- Pitcher
- Born: March 29, 1998 (age 28) Johnstown, Pennsylvania
- Bats: LeftThrows: Left

= Trey McGough =

Trey Scott McGough (born March 29, 1998) is an American professional baseball pitcher.

McGough attended Ferndale Area Junior/Senior High School and played college baseball at Mount St. Mary's University. He was selected by the Pittsburgh Pirates in the 24th round of the 2019 Major League Baseball draft.

McGough signed with the Pirates and made his professional debut with the Bristol Pirates before he was promoted to the West Virginia Black Bears. Over 18 relief appearances between the two teams, he went 3–1 with a 3.86 ERA over 32 2/3 innings. McGough did not play a game in 2020 due to the cancellation of the minor league season because of the COVID-19 pandemic. He opened the 2021 season with the Greensboro Grasshoppers and was promoted to the Altoona Curve in early June. He appeared in 24 games (19 starts) for the year, going 6–5 with a 3.19 ERA and 90 strikeouts over 130 innings. He was assigned to the Indianapolis Indians to begin the 2022 season, but pitched only 17 2/3 innings due to injury.

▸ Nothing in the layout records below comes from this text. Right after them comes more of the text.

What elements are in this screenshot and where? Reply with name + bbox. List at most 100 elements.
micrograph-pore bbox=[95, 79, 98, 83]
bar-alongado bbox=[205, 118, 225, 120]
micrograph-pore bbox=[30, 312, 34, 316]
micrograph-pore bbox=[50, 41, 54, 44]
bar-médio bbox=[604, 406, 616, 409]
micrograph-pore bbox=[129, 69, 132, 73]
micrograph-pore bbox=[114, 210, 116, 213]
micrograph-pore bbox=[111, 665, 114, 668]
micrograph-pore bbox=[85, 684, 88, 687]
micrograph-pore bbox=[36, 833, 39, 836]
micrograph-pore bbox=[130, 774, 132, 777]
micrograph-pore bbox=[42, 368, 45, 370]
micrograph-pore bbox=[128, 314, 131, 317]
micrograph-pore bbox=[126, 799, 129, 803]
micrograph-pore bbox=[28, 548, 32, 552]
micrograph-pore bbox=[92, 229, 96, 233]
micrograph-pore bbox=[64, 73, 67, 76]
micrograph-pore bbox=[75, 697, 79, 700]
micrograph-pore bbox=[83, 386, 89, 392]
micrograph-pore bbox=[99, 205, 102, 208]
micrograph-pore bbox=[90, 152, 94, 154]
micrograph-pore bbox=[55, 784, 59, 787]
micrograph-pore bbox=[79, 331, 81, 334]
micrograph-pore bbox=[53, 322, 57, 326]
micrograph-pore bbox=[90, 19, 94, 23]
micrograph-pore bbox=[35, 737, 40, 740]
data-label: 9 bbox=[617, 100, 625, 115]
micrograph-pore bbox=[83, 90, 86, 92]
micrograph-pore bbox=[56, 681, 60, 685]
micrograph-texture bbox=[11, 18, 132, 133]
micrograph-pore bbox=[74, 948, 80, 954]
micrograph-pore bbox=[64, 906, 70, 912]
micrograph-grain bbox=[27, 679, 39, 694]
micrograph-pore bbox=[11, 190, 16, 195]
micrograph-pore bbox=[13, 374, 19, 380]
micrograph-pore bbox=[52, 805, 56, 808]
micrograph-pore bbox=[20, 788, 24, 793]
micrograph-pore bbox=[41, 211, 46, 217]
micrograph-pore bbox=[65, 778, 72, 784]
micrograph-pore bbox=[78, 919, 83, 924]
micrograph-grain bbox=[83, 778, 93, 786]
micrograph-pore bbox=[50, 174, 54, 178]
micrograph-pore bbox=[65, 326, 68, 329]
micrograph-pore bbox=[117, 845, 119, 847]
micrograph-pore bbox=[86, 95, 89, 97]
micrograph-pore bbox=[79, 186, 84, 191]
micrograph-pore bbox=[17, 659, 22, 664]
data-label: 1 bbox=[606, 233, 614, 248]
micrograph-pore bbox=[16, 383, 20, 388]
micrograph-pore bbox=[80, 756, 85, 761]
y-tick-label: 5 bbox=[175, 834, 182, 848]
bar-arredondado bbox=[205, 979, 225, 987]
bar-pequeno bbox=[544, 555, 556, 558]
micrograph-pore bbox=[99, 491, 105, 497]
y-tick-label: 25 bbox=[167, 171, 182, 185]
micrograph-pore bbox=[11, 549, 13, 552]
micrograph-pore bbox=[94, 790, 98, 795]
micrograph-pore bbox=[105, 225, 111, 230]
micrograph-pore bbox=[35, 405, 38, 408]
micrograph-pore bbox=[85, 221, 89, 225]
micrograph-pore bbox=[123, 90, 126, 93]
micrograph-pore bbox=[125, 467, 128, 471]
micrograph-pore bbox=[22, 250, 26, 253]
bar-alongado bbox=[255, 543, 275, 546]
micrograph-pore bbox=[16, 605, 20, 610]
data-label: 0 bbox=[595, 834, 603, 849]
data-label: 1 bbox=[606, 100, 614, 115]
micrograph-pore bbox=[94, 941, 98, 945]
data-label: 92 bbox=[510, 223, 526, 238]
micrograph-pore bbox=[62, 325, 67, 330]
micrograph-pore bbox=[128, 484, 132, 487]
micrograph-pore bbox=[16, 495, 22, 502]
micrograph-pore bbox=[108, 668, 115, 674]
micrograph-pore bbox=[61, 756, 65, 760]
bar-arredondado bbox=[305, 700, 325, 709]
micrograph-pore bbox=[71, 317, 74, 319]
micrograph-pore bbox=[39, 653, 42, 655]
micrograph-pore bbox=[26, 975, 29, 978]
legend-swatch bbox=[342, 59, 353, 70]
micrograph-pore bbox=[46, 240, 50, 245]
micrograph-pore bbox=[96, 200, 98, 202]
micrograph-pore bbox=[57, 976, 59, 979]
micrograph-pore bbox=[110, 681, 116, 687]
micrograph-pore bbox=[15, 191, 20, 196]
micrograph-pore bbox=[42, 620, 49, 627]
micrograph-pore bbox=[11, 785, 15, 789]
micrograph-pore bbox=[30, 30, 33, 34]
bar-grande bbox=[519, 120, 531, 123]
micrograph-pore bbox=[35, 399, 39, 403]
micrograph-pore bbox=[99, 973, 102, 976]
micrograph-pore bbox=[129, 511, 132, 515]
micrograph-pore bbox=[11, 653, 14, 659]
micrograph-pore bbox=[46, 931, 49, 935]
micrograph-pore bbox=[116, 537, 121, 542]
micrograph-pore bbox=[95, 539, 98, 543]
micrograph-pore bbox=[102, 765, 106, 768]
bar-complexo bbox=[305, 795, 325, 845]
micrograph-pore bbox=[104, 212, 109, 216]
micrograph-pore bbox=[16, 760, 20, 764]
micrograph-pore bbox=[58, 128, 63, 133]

On December 7, 2022, McGough was claimed by the Baltimore Orioles in the minor league phase of the Rule 5 draft. For the 2023 season, he pitched 20 2/3 innings and had a 3.05 ERA. After the season, he was selected to play in the Arizona Fall League for the Mesa Solar Sox.

In 2024, McGough made 28 appearances split between the Double–A Bowie Baysox and Triple–A Norfolk Tides, compiling a 1.99 ERA with 55 strikeouts across 54 1/3 innings pitched.

On July 30, 2024, the Orioles traded McGough to the Chicago White Sox in exchange for Eloy Jiménez and cash considerations.